You have a filter which constantly adapts to the input signal, effectively matching its filter coefficients to a hypothetical short term model of the signal source, thereby reducing mean square error output. This then gives you a low-level output signal (the residual error) except for when you get an outlier, which will result in a spike, which will be easy to detect (threshold).
Please bear in mind that the methods above detect a potential outlier, but it is your responsibility to verify, and to some extent explain, their values.
I have a few (possible) outliers in my data; what’s next?
Golden rule: we should always search for the causes of the identified outliers: level changes and variance, and those outliers that can’t be explained demand special attention.
Case 1: We can explain the outliers by exogenous disturbances
In this case, a more appropriate strategy would be to specify a general model in some form based on causes of the exogenous disturbances and the time series parameters. This strategy allows for the use of prior information of the disturbances. It can also reduce the possibility of over-parametrization that arises from the abuse of the detection procedure.
Case 2: We can’t explain the outliers
Once we detected a few (candidate) outliers in our sample, we are left with two options:
- Retain: Assume they are a genuine outcome of the underlying process and proceed with our analysis.

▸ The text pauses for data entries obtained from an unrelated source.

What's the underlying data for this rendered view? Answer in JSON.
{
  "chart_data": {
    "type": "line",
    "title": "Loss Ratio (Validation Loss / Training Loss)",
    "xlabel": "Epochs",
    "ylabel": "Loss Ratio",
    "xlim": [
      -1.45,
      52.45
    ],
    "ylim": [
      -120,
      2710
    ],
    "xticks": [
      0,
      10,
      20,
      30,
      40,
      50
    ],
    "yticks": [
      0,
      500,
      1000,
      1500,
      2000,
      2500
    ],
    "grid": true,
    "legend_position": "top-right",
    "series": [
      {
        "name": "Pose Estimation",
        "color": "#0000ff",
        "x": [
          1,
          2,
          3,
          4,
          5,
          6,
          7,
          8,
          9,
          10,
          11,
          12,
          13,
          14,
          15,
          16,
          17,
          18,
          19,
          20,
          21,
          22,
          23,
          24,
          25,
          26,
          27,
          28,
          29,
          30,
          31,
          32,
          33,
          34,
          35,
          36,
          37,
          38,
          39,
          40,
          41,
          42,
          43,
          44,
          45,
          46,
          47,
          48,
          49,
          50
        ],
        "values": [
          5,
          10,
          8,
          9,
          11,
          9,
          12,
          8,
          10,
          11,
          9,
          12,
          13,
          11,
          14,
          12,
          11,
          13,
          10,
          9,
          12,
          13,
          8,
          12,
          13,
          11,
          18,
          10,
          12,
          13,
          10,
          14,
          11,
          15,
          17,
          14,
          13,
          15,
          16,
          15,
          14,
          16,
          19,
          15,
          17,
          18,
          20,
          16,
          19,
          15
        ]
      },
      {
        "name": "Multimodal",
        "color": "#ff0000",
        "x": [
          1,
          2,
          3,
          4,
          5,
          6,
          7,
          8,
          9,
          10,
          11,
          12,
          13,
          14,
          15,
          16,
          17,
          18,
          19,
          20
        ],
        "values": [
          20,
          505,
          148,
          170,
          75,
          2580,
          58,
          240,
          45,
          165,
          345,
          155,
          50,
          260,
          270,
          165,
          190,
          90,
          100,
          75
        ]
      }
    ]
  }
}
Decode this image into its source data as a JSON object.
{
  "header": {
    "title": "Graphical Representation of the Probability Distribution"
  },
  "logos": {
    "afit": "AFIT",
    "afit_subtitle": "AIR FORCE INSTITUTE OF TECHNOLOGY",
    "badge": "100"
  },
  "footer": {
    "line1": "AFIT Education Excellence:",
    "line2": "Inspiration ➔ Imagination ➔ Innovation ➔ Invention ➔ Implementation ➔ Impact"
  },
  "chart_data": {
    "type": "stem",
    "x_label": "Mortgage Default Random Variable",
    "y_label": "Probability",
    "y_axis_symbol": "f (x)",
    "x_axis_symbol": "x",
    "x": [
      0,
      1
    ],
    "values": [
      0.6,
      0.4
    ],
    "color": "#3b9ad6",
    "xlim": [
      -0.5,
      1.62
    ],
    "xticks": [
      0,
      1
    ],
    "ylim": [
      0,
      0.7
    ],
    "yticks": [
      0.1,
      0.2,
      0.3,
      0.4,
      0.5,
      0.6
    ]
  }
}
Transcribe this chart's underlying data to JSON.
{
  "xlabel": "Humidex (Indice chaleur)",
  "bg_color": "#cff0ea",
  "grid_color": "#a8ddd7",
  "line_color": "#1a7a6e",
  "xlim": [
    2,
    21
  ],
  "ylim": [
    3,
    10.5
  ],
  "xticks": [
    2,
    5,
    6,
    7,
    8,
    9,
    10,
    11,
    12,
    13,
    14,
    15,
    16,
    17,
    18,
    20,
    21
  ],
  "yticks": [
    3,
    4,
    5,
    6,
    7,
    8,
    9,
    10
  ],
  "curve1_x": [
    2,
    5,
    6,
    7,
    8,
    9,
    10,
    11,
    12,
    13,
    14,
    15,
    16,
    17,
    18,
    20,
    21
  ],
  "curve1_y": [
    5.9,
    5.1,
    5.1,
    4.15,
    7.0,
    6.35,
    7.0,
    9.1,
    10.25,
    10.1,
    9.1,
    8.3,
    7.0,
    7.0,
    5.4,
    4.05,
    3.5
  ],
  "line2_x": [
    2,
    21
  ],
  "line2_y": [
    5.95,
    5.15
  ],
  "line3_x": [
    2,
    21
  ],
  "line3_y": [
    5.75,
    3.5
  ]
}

- Exclude: Assume they are bad values
Deletion of outlier data is a controversial practice.(e.g. data entry error), scrap them, and assume they are missing.
NOTE: In time series, we require our sample data to be equally spaced, so dropping an outlier will create a gap (missing value) in your time series. To retain the equal spacing, we refer you to the interpolation methods discussed in an earlier issue. Keep in mind that we are fundamentally altering the time series regardless of what values we plug in, so a great deal of discretion is in order.
Furthermore, you should differentiate among outliers through their influence on the underlying model’s parameters, and start with those that exhibit the greatest degrees of influence.
The outliers processing is a big and complex subject, and the answer will depend on how much effort you want to invest in it, and how effective your means of outlier detection prove to be.